But here’s the thing. Hell is inside of you. Your evil desires. Your lusts. Your pride. Your rage. The idols you worship. All the great evil of which you are capable.
Hell.
Inside.
You. (Oh man, I just Rob Belled you again! BAM!)
But there’s good news here, too. By faith in Christ, heaven, in the person of the Holy Spirit, is also within you. Heaven is inside you. The Holy Spirit is at the core of your being. Destroying your idols. Changing your desires. Growing your character. Humbling you.
Heaven.
God.
Inside you. (I can’t believe you just let me Rob Bell you for a third time.)
This is the tension of who we are. In our sinful nature, we are bringers of hell-on-earth. In the power of the Holy Spirit and through faith in Christ, we are bringers of heaven-on-earth, heralds of the new King, Jesus Christ. Heaven and hell are within you. In your body. On this earth.
You.
Here.
Where heaven, earth, and hell meet. (pwned! I Rob Belled you four times in this post. Four!)
You
Didn’t
Put
Enough
Space
Between
the
lines
good stuff, andy.
good
stuff.
It’s a good thing I stopped reading after the fifth paragraph. Who knows how many more times I could have been Rob Belled by you. Fool me once, shame on you. Fool me twice… well… we won’t be fooled again.

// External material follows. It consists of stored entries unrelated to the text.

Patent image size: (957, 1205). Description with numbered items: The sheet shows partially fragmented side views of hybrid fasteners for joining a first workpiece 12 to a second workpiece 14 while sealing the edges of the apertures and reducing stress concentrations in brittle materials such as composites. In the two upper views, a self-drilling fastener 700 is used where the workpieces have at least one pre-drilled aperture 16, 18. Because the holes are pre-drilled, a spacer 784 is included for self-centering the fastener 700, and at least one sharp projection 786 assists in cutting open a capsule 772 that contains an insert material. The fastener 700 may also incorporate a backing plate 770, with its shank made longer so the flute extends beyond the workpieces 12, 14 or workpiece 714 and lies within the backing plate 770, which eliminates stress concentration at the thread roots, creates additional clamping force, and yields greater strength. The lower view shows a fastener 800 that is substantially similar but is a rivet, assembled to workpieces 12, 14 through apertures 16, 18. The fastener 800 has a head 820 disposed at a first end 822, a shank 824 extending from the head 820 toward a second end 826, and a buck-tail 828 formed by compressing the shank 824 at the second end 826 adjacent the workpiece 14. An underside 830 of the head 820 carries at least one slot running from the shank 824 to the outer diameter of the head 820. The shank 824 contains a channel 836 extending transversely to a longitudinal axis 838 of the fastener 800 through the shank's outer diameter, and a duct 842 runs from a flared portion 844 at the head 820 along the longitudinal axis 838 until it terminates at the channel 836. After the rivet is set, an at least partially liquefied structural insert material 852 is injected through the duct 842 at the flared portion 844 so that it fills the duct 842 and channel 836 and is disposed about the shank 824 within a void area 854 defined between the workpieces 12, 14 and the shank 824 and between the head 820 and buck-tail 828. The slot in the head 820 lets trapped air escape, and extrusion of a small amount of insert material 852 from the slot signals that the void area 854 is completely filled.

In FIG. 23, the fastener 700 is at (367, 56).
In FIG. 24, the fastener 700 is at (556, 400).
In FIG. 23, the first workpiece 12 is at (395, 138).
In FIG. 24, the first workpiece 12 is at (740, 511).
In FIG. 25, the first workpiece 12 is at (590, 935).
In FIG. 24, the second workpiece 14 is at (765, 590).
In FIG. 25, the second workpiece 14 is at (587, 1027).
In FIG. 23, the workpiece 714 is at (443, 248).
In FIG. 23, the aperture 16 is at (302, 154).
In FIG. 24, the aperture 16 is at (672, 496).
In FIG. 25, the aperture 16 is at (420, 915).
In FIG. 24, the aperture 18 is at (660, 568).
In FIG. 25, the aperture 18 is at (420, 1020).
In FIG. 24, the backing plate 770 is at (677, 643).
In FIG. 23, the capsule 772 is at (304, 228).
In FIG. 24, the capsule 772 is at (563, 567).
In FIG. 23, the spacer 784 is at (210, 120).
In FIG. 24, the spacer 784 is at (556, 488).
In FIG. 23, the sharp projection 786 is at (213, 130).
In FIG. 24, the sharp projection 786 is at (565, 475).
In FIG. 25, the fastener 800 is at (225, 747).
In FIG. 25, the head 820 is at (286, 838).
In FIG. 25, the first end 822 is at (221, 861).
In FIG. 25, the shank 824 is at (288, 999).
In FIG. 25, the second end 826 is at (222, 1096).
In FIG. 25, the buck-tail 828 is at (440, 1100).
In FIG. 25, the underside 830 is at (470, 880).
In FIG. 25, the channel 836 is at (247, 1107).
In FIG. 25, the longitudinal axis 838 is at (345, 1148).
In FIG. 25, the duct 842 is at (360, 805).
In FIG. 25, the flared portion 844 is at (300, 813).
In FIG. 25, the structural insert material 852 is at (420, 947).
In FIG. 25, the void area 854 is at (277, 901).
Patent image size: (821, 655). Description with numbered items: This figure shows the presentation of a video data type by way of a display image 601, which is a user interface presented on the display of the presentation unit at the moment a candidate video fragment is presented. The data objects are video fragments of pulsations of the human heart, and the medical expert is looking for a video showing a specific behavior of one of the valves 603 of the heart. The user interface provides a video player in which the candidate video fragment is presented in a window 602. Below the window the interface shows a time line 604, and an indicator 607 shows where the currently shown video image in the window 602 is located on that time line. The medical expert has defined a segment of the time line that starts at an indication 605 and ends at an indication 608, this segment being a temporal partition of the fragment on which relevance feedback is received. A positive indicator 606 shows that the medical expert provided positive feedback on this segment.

i agree with your comment about bell’s poor exegesis. it is. i even wondered if he wrote the book. i’ve heard he preach before, many times and always seemed to have a decent understanding and command of scripture. but did the publisher change his references or did he just through them in assuming no one would actually read the bible. or just be okay with taking his new book as the new scripture? see the references in chapter 1 and 2. i didn’t realize Paul was on the road to Damascus in Acts 22.
rob is able to develop his own theology not based on scripture. kudos rob.
Did you know that the original Greek word for light is “photas?” The hearers in Jesus’ day would have known the “Light” came into the world, in the same way a digital camera takes picture after picture, immediately seen. So Jesus wants us to have things immediately and is pleased to offer us better and faster cell phones and computers. After all, everything is measured by the speed of light. (You just got Rob Belled).